For a true return value, tag is sent to the tag of the tag, vtype is set to the vtype of the tag, and value is a pointer to the value of the tag. You will then need to use a switch to cast value to int, double, char, or String.

bool SamRecord::isIntegerType(char vtype) Returns true if the passed in vtype is of integer ('c', 'C', 's', 'S', 'i', 'I') type.
bool SamRecord::isDoubleType(char vtype) Returns true if the passed in vtype is of double ('f') type.
bool SamRecord::isCharType(char vtype) Returns true if the passed in vtype is of char ('A') type.
bool SamRecord::isStringType(char vtype) Returns true if the passed in vtype is of String ('Z') type.

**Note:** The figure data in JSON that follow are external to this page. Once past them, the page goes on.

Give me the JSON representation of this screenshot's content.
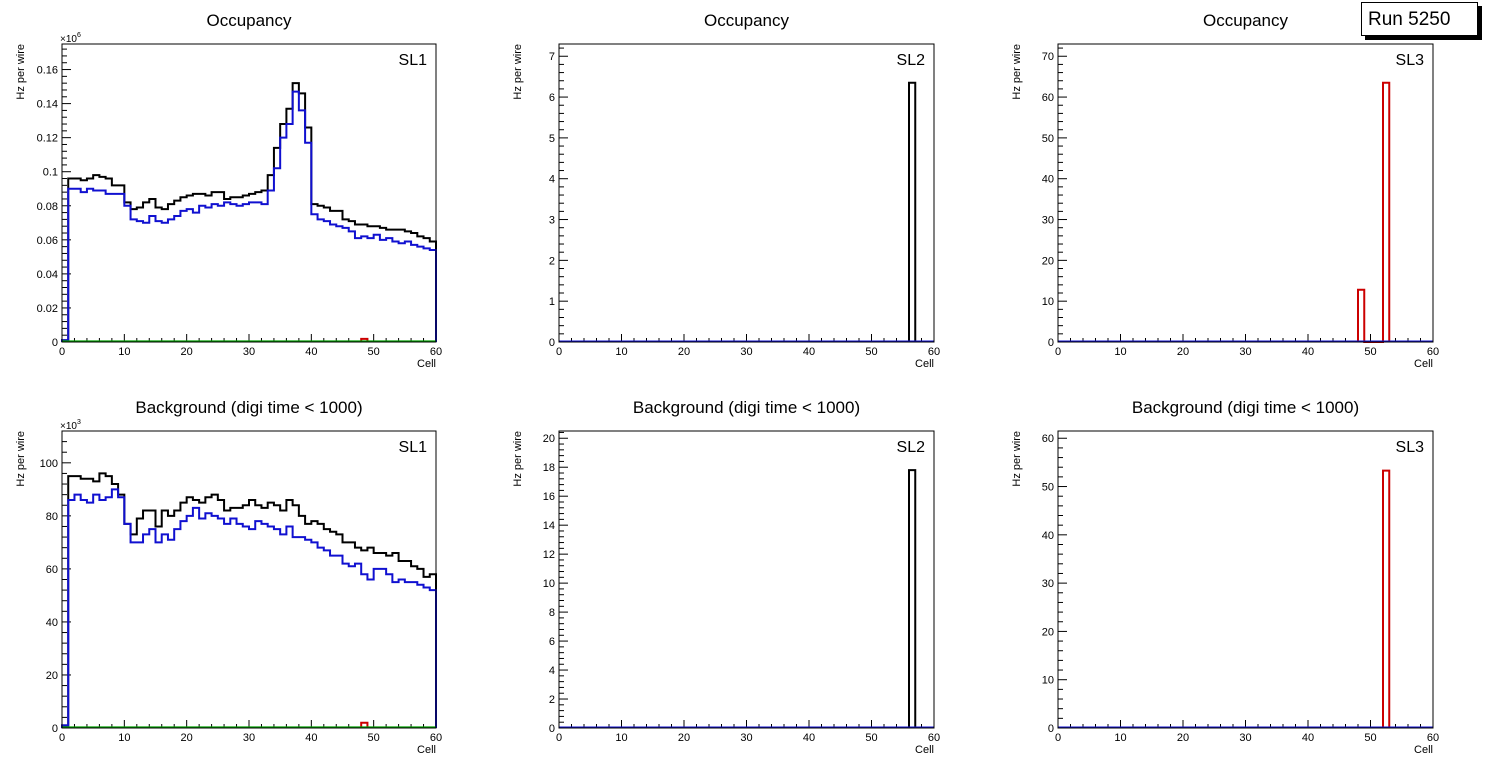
{
  "run_label": "Run 5250",
  "chart_data": [
    {
      "type": "histogram",
      "panel": "top-left",
      "title": "Occupancy",
      "label": "SL1",
      "xlabel": "Cell",
      "ylabel": "Hz per wire",
      "exponent": "×10^{6}",
      "xlim": [
        0,
        60
      ],
      "ylim": [
        0,
        0.175
      ],
      "xticks": [
        0,
        10,
        20,
        30,
        40,
        50,
        60
      ],
      "yticks": [
        0,
        0.02,
        0.04,
        0.06,
        0.08,
        0.1,
        0.12,
        0.14,
        0.16
      ],
      "ytick_labels": [
        "0",
        "0.02",
        "0.04",
        "0.06",
        "0.08",
        "0.1",
        "0.12",
        "0.14",
        "0.16"
      ],
      "series": [
        {
          "name": "black",
          "color": "#000000",
          "bin_start": 0,
          "values": [
            0.001,
            0.096,
            0.096,
            0.095,
            0.096,
            0.098,
            0.097,
            0.096,
            0.092,
            0.092,
            0.082,
            0.078,
            0.079,
            0.082,
            0.084,
            0.079,
            0.078,
            0.081,
            0.083,
            0.085,
            0.086,
            0.087,
            0.087,
            0.086,
            0.088,
            0.088,
            0.084,
            0.085,
            0.085,
            0.086,
            0.087,
            0.088,
            0.089,
            0.098,
            0.114,
            0.128,
            0.137,
            0.152,
            0.146,
            0.126,
            0.081,
            0.08,
            0.079,
            0.077,
            0.077,
            0.072,
            0.071,
            0.069,
            0.069,
            0.068,
            0.068,
            0.067,
            0.066,
            0.066,
            0.066,
            0.065,
            0.064,
            0.062,
            0.061,
            0.059
          ]
        },
        {
          "name": "blue",
          "color": "#1010d0",
          "bin_start": 0,
          "values": [
            0.001,
            0.09,
            0.09,
            0.088,
            0.09,
            0.089,
            0.089,
            0.087,
            0.087,
            0.087,
            0.08,
            0.072,
            0.071,
            0.07,
            0.074,
            0.071,
            0.07,
            0.072,
            0.074,
            0.077,
            0.078,
            0.076,
            0.08,
            0.079,
            0.081,
            0.08,
            0.082,
            0.081,
            0.08,
            0.081,
            0.082,
            0.082,
            0.081,
            0.089,
            0.102,
            0.12,
            0.128,
            0.147,
            0.136,
            0.117,
            0.075,
            0.072,
            0.071,
            0.069,
            0.068,
            0.067,
            0.065,
            0.061,
            0.062,
            0.061,
            0.063,
            0.06,
            0.061,
            0.059,
            0.058,
            0.059,
            0.057,
            0.056,
            0.055,
            0.054
          ]
        },
        {
          "name": "red",
          "color": "#cc0000",
          "bin_start": 48,
          "values": [
            0.0018
          ]
        },
        {
          "name": "green",
          "color": "#00a000",
          "bin_start": 0,
          "values": [
            0.0005
          ]
        }
      ]
    },
    {
      "type": "histogram",
      "panel": "top-middle",
      "title": "Occupancy",
      "label": "SL2",
      "xlabel": "Cell",
      "ylabel": "Hz per wire",
      "xlim": [
        0,
        60
      ],
      "ylim": [
        0,
        7.3
      ],
      "xticks": [
        0,
        10,
        20,
        30,
        40,
        50,
        60
      ],
      "yticks": [
        0,
        1,
        2,
        3,
        4,
        5,
        6,
        7
      ],
      "ytick_labels": [
        "0",
        "1",
        "2",
        "3",
        "4",
        "5",
        "6",
        "7"
      ],
      "series": [
        {
          "name": "black",
          "color": "#000000",
          "bin_start": 56,
          "values": [
            6.35
          ]
        },
        {
          "name": "blue",
          "color": "#1010d0",
          "bin_start": 0,
          "values": [
            0
          ]
        }
      ]
    },
    {
      "type": "histogram",
      "panel": "top-right",
      "title": "Occupancy",
      "label": "SL3",
      "xlabel": "Cell",
      "ylabel": "Hz per wire",
      "xlim": [
        0,
        60
      ],
      "ylim": [
        0,
        73
      ],
      "xticks": [
        0,
        10,
        20,
        30,
        40,
        50,
        60
      ],
      "yticks": [
        0,
        10,
        20,
        30,
        40,
        50,
        60,
        70
      ],
      "ytick_labels": [
        "0",
        "10",
        "20",
        "30",
        "40",
        "50",
        "60",
        "70"
      ],
      "series": [
        {
          "name": "red",
          "color": "#cc0000",
          "bin_start": 48,
          "values": [
            12.8,
            0,
            0,
            0,
            63.5
          ]
        },
        {
          "name": "blue",
          "color": "#1010d0",
          "bin_start": 0,
          "values": [
            0
          ]
        }
      ]
    },
    {
      "type": "histogram",
      "panel": "bottom-left",
      "title": "Background (digi time < 1000)",
      "label": "SL1",
      "xlabel": "Cell",
      "ylabel": "Hz per wire",
      "exponent": "×10^{3}",
      "xlim": [
        0,
        60
      ],
      "ylim": [
        0,
        112
      ],
      "xticks": [
        0,
        10,
        20,
        30,
        40,
        50,
        60
      ],
      "yticks": [
        0,
        20,
        40,
        60,
        80,
        100
      ],
      "ytick_labels": [
        "0",
        "20",
        "40",
        "60",
        "80",
        "100"
      ],
      "series": [
        {
          "name": "black",
          "color": "#000000",
          "bin_start": 0,
          "values": [
            1,
            95,
            95,
            94,
            94,
            93,
            96,
            95,
            92,
            88,
            77,
            73,
            79,
            82,
            82,
            76,
            82,
            80,
            82,
            85,
            87,
            86,
            85,
            87,
            88,
            86,
            82,
            83,
            83,
            84,
            86,
            84,
            83,
            85,
            84,
            82,
            86,
            84,
            80,
            77,
            78,
            77,
            75,
            74,
            73,
            70,
            70,
            68,
            67,
            68,
            66,
            66,
            65,
            66,
            63,
            63,
            61,
            60,
            57,
            58
          ]
        },
        {
          "name": "blue",
          "color": "#1010d0",
          "bin_start": 0,
          "values": [
            1,
            86,
            88,
            86,
            85,
            88,
            86,
            87,
            90,
            87,
            77,
            70,
            70,
            73,
            75,
            70,
            73,
            71,
            75,
            78,
            80,
            83,
            79,
            81,
            80,
            79,
            77,
            79,
            77,
            76,
            75,
            78,
            77,
            76,
            75,
            73,
            76,
            72,
            72,
            71,
            70,
            68,
            67,
            65,
            65,
            62,
            61,
            62,
            58,
            56,
            60,
            60,
            58,
            55,
            56,
            55,
            55,
            54,
            53,
            52
          ]
        },
        {
          "name": "red",
          "color": "#cc0000",
          "bin_start": 48,
          "values": [
            2
          ]
        },
        {
          "name": "green",
          "color": "#00a000",
          "bin_start": 0,
          "values": [
            0.3
          ]
        }
      ]
    },
    {
      "type": "histogram",
      "panel": "bottom-middle",
      "title": "Background (digi time < 1000)",
      "label": "SL2",
      "xlabel": "Cell",
      "ylabel": "Hz per wire",
      "xlim": [
        0,
        60
      ],
      "ylim": [
        0,
        20.5
      ],
      "xticks": [
        0,
        10,
        20,
        30,
        40,
        50,
        60
      ],
      "yticks": [
        0,
        2,
        4,
        6,
        8,
        10,
        12,
        14,
        16,
        18,
        20
      ],
      "ytick_labels": [
        "0",
        "2",
        "4",
        "6",
        "8",
        "10",
        "12",
        "14",
        "16",
        "18",
        "20"
      ],
      "series": [
        {
          "name": "black",
          "color": "#000000",
          "bin_start": 56,
          "values": [
            17.8
          ]
        },
        {
          "name": "blue",
          "color": "#1010d0",
          "bin_start": 0,
          "values": [
            0
          ]
        }
      ]
    },
    {
      "type": "histogram",
      "panel": "bottom-right",
      "title": "Background (digi time < 1000)",
      "label": "SL3",
      "xlabel": "Cell",
      "ylabel": "Hz per wire",
      "xlim": [
        0,
        60
      ],
      "ylim": [
        0,
        61.5
      ],
      "xticks": [
        0,
        10,
        20,
        30,
        40,
        50,
        60
      ],
      "yticks": [
        0,
        10,
        20,
        30,
        40,
        50,
        60
      ],
      "ytick_labels": [
        "0",
        "10",
        "20",
        "30",
        "40",
        "50",
        "60"
      ],
      "series": [
        {
          "name": "red",
          "color": "#cc0000",
          "bin_start": 52,
          "values": [
            53.3
          ]
        },
        {
          "name": "blue",
          "color": "#1010d0",
          "bin_start": 0,
          "values": [
            0
          ]
        }
      ]
    }
  ]
}
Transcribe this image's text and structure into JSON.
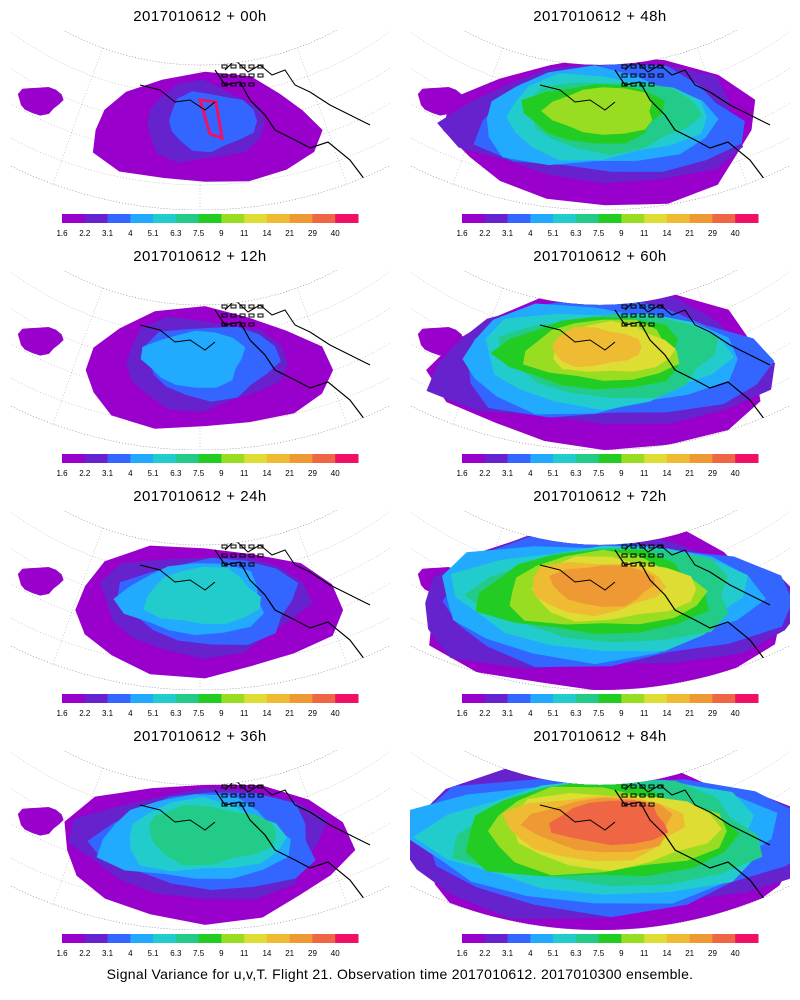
{
  "panels": [
    {
      "title": "2017010612 + 00h",
      "lead_hours": 0
    },
    {
      "title": "2017010612 + 48h",
      "lead_hours": 48
    },
    {
      "title": "2017010612 + 12h",
      "lead_hours": 12
    },
    {
      "title": "2017010612 + 60h",
      "lead_hours": 60
    },
    {
      "title": "2017010612 + 24h",
      "lead_hours": 24
    },
    {
      "title": "2017010612 + 72h",
      "lead_hours": 72
    },
    {
      "title": "2017010612 + 36h",
      "lead_hours": 36
    },
    {
      "title": "2017010612 + 84h",
      "lead_hours": 84
    }
  ],
  "legend": {
    "colors": [
      "#9900cc",
      "#6622cc",
      "#3366ff",
      "#22aaff",
      "#22cccc",
      "#22cc88",
      "#22cc22",
      "#99dd22",
      "#dddd33",
      "#eebb33",
      "#ee9933",
      "#ee6644",
      "#ee1166"
    ],
    "labels": [
      "1.6",
      "2.2",
      "3.1",
      "4",
      "5.1",
      "6.3",
      "7.5",
      "9",
      "11",
      "14",
      "21",
      "29",
      "40"
    ]
  },
  "footer": {
    "caption": "Signal Variance for u,v,T. Flight 21. Observation time 2017010612. 2017010300 ensemble."
  }
}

Example of using getNextSamTag:

   // record is a previously setup SamRecord.
   String recordString = "";
   char tag[3];
   char vtype;
   void* value;

   // While there are more tags, write them to the recordString.
   while(record.getNextSamTag(tag, vtype, &value) != false)
   {
      recordString += "\t";
      recordString += tag;
      recordString += ":"; 
      recordString += vtype;
      recordString += ":";
      if(record.isIntegerType(vtype))
      {
         recordString += (int)*(int*)value;
      }
      else if(record.isDoubleType(vtype))
      {
         recordString += (double)*(double*)value;
      }
      else if(record.isCharType(vtype))
      {
         recordString += (char)*(char*)value;
      }
      else
      {
         // String type.
         recordString += (String)*(String*)value;
      }
   }

   recordString += "\n";